There are many such twinkling-of-an-eye moments in our lives, such as after a hearty celebration, at the end of a long awaited vacation, the nostalgia that parents feel while watching their children’s growing-up transitions. Or perhaps when you have reached your sunset years and look back in retrospect of how you have spent your life, “What has happened? What have I accomplished? Where did my time go?”
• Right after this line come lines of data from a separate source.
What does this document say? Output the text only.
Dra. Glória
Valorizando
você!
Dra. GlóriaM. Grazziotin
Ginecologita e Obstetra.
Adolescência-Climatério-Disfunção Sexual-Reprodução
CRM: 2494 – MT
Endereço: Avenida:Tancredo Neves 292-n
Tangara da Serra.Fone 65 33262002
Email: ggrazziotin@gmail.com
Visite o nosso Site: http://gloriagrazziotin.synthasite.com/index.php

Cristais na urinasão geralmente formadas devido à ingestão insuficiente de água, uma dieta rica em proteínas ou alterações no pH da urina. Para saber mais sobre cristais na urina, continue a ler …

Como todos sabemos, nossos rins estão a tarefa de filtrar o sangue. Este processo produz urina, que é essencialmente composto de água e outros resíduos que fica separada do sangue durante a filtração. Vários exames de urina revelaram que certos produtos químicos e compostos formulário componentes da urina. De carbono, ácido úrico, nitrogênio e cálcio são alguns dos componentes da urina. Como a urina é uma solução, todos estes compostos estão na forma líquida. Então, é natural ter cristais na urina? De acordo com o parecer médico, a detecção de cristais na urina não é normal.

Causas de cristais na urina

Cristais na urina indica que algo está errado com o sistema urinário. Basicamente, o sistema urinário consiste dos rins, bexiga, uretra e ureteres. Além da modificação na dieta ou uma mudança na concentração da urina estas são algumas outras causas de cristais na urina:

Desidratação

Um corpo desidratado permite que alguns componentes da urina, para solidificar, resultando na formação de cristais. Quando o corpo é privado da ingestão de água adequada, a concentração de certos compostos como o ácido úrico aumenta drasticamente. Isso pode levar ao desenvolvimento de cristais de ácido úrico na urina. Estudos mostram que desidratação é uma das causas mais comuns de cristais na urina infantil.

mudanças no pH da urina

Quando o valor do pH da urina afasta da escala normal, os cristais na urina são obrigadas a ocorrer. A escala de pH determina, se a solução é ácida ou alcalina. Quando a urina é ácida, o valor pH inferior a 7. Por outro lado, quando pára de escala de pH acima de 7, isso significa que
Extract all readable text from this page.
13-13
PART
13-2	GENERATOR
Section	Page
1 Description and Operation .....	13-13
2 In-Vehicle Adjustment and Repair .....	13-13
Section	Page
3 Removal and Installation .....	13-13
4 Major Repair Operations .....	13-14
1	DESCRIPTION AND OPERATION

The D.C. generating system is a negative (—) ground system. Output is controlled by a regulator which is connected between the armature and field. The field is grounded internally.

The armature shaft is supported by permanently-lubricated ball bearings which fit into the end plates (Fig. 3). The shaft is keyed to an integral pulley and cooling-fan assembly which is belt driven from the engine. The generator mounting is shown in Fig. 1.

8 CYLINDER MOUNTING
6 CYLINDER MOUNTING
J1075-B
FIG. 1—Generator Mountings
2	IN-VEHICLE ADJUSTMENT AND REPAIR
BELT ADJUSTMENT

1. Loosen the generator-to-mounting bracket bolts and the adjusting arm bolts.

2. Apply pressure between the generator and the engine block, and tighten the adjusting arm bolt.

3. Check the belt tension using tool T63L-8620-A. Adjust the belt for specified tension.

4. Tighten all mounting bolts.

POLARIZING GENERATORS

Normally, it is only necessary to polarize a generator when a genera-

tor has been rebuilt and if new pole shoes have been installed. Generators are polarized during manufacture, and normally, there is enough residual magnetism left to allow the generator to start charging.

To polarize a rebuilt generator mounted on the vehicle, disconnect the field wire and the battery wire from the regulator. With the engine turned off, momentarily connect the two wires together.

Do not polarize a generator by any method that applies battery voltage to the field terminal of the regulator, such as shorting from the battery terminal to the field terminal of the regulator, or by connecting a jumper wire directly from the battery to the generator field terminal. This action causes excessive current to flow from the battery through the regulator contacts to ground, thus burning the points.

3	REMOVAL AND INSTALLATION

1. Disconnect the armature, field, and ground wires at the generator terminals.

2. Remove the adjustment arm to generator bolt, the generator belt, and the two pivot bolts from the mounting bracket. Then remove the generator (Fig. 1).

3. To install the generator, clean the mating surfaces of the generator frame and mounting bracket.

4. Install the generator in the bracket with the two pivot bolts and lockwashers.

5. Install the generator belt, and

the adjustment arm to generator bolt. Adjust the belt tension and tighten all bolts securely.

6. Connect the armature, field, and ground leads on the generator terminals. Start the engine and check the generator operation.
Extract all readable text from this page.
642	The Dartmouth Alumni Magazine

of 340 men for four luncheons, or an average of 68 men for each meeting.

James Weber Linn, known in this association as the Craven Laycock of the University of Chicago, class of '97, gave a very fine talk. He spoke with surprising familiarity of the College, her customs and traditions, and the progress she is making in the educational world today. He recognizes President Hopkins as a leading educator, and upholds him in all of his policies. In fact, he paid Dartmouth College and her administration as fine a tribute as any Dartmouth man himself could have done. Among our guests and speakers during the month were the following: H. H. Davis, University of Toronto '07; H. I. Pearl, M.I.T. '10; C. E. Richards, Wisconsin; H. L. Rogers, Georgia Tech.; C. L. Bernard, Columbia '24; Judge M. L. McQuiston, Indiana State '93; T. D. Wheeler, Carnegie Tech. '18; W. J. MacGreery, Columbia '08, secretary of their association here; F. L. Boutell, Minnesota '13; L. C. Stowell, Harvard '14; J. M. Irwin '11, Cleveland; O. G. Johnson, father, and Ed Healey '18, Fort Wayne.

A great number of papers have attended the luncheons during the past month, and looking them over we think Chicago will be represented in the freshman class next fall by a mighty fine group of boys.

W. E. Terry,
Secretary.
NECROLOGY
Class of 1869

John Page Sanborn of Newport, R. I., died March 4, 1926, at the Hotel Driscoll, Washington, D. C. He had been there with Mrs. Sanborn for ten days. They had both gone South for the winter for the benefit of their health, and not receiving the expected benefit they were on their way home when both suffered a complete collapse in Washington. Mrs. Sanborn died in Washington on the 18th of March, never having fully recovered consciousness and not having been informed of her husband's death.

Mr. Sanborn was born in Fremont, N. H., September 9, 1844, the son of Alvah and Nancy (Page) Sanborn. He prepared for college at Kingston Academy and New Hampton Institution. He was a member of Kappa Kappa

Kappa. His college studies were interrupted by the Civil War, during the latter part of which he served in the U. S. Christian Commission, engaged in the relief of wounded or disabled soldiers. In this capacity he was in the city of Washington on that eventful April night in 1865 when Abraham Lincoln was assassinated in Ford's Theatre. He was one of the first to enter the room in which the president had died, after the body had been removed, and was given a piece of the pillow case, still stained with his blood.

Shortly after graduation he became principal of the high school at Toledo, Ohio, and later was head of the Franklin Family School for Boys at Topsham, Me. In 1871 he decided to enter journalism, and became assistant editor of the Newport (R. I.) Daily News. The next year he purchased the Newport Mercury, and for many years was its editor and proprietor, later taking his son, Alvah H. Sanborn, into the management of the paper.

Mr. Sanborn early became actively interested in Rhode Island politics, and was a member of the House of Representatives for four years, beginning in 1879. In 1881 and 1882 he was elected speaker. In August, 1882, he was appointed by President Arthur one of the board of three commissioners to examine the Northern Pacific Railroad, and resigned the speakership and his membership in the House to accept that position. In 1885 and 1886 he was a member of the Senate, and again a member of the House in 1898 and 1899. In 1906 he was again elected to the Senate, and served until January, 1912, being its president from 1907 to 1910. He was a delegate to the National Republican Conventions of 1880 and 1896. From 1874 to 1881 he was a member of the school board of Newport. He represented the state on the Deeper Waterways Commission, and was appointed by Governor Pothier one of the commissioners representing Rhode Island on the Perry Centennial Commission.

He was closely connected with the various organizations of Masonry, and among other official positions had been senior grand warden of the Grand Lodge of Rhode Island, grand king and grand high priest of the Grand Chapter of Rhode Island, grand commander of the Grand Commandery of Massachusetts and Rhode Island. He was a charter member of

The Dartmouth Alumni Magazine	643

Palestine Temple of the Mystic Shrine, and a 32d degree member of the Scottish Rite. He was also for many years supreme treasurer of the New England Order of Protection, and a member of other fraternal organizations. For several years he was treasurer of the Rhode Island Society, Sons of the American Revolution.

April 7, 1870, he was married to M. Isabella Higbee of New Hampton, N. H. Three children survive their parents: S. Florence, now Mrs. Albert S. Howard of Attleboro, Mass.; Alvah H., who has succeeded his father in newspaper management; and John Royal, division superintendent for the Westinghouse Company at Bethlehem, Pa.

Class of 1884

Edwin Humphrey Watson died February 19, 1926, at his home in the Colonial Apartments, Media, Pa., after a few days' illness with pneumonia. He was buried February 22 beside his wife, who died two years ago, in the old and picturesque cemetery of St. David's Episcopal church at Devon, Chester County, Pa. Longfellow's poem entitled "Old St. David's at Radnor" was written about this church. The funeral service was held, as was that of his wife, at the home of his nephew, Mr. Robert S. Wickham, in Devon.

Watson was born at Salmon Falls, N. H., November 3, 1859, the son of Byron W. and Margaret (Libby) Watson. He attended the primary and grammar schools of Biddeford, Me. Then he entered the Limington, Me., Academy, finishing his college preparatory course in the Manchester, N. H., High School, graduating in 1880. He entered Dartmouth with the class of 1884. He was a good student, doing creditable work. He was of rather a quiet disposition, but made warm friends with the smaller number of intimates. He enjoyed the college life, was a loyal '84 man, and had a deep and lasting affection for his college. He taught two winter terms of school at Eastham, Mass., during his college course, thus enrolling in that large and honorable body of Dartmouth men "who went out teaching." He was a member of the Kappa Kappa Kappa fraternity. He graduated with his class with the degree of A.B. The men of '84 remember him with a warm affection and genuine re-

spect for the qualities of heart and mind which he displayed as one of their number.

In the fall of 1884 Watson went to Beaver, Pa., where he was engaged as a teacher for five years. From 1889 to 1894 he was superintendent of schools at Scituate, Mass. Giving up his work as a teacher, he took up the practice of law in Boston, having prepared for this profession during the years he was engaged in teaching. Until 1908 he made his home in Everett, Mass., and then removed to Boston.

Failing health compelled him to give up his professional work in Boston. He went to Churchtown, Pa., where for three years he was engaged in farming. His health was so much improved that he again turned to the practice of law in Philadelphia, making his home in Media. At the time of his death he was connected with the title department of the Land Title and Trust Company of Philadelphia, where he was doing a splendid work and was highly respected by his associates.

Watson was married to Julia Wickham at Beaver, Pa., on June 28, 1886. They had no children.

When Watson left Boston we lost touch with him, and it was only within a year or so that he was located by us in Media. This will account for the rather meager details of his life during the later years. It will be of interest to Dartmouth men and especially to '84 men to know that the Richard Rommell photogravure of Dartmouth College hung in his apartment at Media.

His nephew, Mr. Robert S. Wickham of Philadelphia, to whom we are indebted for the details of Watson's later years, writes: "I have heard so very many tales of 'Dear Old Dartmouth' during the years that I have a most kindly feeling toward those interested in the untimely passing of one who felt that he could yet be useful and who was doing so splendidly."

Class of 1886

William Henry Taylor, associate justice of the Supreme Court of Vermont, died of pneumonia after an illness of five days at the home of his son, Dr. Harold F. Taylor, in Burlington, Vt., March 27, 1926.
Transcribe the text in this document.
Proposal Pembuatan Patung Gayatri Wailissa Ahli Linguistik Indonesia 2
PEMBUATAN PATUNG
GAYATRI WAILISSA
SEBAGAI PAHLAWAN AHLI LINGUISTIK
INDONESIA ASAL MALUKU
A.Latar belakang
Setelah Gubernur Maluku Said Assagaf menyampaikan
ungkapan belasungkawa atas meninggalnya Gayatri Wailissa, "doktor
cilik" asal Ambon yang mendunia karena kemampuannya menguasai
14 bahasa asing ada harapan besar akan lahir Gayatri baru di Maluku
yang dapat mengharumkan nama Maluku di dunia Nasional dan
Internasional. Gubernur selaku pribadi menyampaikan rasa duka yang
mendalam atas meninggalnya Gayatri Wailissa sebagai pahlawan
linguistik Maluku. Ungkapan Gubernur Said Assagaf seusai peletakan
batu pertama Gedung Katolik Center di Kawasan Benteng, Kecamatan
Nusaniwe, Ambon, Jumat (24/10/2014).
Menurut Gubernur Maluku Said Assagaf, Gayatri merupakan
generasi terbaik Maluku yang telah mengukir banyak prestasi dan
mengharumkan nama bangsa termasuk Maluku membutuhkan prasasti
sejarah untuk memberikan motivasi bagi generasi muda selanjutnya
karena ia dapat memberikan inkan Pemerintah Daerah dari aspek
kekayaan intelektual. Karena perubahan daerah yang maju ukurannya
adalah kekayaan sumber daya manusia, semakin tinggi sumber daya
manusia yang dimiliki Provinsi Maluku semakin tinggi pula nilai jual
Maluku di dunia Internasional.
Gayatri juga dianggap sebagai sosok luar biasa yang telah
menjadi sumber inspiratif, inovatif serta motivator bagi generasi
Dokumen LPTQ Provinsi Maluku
Interestingly, 1 Corinthians 15:51-53 talks about one such pivotal moment – Behold! I tell you a mystery. We shall not all sleep, but we shall all be changed, in a moment, in the twinkling of an eye, at the last trumpet. For the trumpet will sound, and the dead will be raised imperishable, and we shall be changed. For this perishable body must put on the imperishable, and this mortal body must put on immortality.
1 Corinthians 15:51-53
Behold! I tell you a mystery. We shall not all sleep, but we shall all be changed, in a moment, in the twinkling of an eye, at the last trumpet. For the trumpet will sound, and the dead will be raised imperishable, and we shall be changed. For this perishable body must put on the imperishable, and this mortal body must put on immortality.
The rapture, as Christians believe, refers to a future event when all believers in Christ will be taken up into heaven to be with the Lord. Believers who have died will be resurrected and believers who are still alive will rise to meet the Lord Jesus in the air. All our perishable, decaying earthly bodies will be changed and transformed to imperishable, indestructible heavenly bodies. We will become immortal, given new bodies fit for the climate of heaven and live for eternity with God. What a wonderful hope we have, that one day all our brokenness and suffering will end in newness and glory with Christ!
None of this would be possible if it were not for the events that first took place on Good Friday and Easter Sunday. If the Lord Jesus Christ did not die on the cross for our sins on Good Friday, the dead will remain dead, and the alive will one day join the dead. If the Lord Jesus Christ did not rise from the grave on Easter Sunday, the Christian faith would be futile and the rapture would be null. The essence of Good Friday and Easter Sunday is this: I (Jesus) am the resurrection and the life. Whoever believes in me, though he die, yet shall he live, and everyone who lives and believes in me shall never die. Do you believe this? (John 11:25-26)
John 11:25-26
I am the resurrection and the life. Whoever believes in me, though he die, yet shall he live, and everyone who lives and believes in me shall never die. Do you believe this?
As we continue to experience various twinkling-of-an-eye moments, let us contemplate this one and live out the resurrection of Christ in our daily life as we look forward to our resurrection with Christ in our eternal life.
In the twinkling of an eye,
when the last trumpet sounds,
where, my friend, will you be found?